We tend to say “Ah, results not robust. Give up. Or (if submitted) reject.” But we could also look at the same process and conclude “oh, maybe public opinion is epiphenomenal on economic performance.” We could focus on why the estimates are no longer statistically significant: are coefficients changing, or standard errors, or both? Of course, none of this would be the end of the discussion, but that is true of any piece of research. My point is this: by focusing on what sorts of theories are consistent with the fact that results change across reasonable specifications—rather than either (1) committing to only doing one type of analysis or (2) publishing only the non-results—we may actually learn things that we otherwise wouldn’t be able to learn.
There are certainly some studies that do something like this. But it is too rare, probably as a result of publication bias and the incentives to generate statistically significant results. Explicit acknowledgment of the fragility of results is rare; much more effort goes into showing that results are not fragile.
But Of Course…
The different approach to p-fishing I have in mind here would require a lot of changes to how we report on research. First, note that it actually requires us to address both the temptation and incentives to p-fish: we have to accept that some inferences are misleading and that sometimes we haven’t learned anything. So we have to be willing to publish null results rather than disguising them.
It also requires something more. It requires us to acknowledge explicitly the iterative process of the research enterprise, with discovery and disappointment and exploration as a natural part of that process. I imagine that those of us who strive for a laboratory-scientific model of empirical research would not be too keen on this: aren’t we just recognizing how much our research departs from our ideals? Should we be rooting these practices out, not embracing them?
I also think of science as a process of discovery…Every paper I have [written] has some really interesting robustness, extensions, follow-ups that I would have never thought about at the beginning.

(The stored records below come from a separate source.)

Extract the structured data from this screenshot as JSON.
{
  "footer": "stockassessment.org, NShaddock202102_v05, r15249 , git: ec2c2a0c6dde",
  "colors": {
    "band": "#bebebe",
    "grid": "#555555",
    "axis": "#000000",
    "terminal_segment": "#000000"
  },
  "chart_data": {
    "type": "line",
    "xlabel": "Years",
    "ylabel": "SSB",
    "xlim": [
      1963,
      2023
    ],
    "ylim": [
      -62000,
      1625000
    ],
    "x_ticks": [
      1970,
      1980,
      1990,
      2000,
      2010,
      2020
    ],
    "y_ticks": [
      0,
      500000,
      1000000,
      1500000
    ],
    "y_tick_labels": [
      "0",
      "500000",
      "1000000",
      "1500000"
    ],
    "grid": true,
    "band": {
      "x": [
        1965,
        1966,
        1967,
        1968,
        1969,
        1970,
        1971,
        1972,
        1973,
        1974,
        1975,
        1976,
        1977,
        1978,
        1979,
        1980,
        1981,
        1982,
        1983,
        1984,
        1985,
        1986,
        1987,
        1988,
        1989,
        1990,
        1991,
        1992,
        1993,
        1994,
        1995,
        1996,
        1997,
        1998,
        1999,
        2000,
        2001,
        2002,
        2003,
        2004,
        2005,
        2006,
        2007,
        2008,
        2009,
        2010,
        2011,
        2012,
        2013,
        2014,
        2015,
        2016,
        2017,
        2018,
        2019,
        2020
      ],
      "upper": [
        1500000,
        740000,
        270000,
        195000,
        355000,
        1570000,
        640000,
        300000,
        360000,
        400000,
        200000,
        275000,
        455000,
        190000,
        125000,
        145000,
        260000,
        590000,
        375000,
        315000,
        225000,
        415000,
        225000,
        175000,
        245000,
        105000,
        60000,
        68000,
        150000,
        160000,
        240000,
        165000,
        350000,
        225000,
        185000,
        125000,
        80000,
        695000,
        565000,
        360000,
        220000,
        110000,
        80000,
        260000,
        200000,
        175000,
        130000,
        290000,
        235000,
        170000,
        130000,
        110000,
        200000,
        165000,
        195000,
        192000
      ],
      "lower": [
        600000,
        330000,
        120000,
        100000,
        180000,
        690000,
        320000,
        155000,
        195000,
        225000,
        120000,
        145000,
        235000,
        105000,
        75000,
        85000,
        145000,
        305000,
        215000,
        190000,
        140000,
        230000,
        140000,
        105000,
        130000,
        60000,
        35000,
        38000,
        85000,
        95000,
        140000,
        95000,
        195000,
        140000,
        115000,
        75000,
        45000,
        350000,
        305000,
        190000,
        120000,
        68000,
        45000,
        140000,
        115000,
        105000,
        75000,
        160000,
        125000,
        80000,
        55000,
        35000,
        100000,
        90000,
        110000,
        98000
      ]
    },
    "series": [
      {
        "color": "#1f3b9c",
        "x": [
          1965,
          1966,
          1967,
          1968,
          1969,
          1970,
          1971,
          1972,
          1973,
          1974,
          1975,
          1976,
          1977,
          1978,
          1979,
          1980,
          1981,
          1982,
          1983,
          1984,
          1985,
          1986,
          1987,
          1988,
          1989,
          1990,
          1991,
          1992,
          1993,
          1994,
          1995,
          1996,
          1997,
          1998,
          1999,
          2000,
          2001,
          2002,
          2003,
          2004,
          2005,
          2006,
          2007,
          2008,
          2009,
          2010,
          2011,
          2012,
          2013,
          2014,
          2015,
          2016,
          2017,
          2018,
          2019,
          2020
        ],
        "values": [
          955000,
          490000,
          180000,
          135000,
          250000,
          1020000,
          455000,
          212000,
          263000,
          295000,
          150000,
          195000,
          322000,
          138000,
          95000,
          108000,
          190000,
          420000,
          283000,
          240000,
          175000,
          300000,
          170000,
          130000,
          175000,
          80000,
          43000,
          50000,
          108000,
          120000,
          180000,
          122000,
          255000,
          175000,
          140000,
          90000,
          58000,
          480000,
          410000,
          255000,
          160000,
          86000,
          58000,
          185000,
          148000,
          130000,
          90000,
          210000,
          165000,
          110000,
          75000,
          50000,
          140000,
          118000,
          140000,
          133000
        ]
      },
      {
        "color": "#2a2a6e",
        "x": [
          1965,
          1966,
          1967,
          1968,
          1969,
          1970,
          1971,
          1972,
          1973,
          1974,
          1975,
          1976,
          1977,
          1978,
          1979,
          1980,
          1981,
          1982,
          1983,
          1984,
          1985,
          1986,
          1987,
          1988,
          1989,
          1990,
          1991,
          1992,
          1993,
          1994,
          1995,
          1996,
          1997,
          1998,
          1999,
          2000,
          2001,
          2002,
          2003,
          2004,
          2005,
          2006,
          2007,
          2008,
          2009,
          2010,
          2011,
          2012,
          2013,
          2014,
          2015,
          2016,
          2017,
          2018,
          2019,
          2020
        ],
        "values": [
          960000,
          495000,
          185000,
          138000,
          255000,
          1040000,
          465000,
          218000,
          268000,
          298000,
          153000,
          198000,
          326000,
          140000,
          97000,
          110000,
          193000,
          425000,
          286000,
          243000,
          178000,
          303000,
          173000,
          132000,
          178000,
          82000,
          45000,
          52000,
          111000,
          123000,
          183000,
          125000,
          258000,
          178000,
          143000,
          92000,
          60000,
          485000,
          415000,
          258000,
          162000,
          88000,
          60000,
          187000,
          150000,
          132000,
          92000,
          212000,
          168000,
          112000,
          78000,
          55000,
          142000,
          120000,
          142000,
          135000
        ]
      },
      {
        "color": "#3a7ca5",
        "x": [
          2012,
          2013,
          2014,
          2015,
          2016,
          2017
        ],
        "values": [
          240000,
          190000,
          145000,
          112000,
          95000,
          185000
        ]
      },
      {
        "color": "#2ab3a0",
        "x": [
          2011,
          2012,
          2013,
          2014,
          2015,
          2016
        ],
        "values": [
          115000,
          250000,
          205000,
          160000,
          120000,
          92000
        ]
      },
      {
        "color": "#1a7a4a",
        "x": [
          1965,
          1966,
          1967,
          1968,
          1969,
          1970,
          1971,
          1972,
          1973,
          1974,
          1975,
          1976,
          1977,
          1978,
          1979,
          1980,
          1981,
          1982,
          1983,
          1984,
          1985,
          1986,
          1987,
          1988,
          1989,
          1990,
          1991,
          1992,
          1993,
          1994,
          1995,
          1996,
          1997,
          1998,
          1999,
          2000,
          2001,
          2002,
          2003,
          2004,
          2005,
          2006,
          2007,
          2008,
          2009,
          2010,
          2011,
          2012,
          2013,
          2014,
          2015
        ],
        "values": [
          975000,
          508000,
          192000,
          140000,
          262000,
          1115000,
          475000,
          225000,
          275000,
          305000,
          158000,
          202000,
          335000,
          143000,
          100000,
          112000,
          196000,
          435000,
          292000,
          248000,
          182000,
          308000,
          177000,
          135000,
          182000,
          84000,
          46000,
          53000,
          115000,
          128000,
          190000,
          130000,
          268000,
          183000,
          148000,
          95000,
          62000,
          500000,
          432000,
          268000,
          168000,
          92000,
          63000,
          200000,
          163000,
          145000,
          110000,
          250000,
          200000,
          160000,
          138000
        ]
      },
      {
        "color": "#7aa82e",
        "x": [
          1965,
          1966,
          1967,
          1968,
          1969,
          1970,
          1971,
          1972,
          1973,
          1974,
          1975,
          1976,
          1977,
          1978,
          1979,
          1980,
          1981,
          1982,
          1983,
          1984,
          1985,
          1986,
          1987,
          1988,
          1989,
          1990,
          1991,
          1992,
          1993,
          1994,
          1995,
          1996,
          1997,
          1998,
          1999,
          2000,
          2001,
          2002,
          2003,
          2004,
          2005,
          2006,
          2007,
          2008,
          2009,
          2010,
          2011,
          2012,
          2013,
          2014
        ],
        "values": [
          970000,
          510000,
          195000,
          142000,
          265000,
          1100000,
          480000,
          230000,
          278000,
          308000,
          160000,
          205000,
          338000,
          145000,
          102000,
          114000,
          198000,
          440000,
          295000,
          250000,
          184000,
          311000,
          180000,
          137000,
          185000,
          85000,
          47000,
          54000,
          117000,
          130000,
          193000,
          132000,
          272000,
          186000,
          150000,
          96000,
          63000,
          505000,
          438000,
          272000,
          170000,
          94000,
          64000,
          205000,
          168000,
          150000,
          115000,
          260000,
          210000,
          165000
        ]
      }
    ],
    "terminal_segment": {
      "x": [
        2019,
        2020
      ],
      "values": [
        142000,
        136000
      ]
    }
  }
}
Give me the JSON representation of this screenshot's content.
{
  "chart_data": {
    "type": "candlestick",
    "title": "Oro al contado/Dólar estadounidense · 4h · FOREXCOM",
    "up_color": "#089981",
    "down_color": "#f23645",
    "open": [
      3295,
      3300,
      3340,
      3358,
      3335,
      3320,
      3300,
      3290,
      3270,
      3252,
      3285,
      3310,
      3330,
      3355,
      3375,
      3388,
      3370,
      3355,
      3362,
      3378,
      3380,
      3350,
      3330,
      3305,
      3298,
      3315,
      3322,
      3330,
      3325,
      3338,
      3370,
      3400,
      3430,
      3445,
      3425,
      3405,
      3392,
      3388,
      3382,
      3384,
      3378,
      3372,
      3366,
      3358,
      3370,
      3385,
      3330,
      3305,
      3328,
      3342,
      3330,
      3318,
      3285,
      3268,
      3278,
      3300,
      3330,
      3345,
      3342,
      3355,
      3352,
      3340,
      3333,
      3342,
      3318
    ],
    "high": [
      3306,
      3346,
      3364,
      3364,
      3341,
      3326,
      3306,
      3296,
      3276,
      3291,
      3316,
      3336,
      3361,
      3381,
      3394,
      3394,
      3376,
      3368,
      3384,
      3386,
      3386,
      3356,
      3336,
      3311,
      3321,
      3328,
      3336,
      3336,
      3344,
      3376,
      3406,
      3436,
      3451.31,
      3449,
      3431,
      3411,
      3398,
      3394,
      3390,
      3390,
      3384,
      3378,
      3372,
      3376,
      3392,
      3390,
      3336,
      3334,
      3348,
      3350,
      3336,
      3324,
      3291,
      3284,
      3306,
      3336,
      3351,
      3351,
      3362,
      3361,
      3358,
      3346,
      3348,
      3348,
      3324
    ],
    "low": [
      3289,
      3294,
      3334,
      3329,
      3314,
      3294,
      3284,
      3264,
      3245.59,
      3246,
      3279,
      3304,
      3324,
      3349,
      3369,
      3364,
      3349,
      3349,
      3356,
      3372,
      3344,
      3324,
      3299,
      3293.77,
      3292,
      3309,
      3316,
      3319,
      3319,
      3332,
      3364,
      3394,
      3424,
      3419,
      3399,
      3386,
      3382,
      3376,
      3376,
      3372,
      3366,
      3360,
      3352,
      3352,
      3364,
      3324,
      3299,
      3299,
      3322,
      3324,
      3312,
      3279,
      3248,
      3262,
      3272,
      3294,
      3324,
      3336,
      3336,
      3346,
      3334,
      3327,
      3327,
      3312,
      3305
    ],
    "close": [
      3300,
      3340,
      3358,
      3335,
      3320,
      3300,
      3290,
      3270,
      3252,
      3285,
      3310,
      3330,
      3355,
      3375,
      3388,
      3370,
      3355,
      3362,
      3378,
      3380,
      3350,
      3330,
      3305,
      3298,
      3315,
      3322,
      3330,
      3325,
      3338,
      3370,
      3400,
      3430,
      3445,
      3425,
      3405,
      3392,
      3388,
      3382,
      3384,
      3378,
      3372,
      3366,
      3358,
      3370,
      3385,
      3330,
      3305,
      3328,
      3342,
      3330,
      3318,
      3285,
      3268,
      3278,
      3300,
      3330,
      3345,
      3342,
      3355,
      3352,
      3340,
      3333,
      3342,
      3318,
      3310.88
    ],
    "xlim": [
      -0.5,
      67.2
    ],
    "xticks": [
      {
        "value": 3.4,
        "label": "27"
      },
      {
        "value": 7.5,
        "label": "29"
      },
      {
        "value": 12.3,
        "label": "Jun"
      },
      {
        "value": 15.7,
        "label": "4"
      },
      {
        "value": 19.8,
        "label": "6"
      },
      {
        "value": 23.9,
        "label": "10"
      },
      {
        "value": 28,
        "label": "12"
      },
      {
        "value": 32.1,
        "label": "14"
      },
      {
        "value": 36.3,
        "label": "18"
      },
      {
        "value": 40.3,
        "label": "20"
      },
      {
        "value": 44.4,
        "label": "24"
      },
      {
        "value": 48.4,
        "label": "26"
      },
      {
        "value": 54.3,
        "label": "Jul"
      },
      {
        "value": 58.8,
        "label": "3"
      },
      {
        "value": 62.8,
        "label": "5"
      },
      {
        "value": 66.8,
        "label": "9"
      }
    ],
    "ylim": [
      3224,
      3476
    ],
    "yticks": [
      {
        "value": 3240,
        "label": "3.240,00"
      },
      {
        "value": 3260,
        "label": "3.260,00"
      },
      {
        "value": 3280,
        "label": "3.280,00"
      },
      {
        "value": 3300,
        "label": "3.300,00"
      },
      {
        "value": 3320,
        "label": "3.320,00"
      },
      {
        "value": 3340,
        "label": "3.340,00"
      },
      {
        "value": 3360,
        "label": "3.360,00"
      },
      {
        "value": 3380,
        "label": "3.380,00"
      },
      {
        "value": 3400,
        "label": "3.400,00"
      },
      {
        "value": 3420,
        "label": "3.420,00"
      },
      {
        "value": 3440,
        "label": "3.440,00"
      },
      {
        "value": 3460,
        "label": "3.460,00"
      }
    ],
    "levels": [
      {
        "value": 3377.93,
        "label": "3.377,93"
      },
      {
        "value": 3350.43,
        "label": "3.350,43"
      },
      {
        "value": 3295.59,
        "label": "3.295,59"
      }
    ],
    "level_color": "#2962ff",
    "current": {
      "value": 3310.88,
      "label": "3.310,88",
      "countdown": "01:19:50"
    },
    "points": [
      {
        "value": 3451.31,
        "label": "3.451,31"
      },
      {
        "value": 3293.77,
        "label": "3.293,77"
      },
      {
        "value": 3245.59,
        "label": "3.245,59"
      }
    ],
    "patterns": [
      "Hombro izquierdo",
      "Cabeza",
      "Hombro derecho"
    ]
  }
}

Our publication practices should not be structured in ways that hide the scientific process, and I’d be interested to hear of ways to accomplish this. One is to embrace the strongest version of the Replication Standard, in which every keystroke and computer command is recorded from the first conceptualization of a research project until publication. Perhaps there are others…but if so, they probably require a lot more reforms to how we discuss and report research than just replication.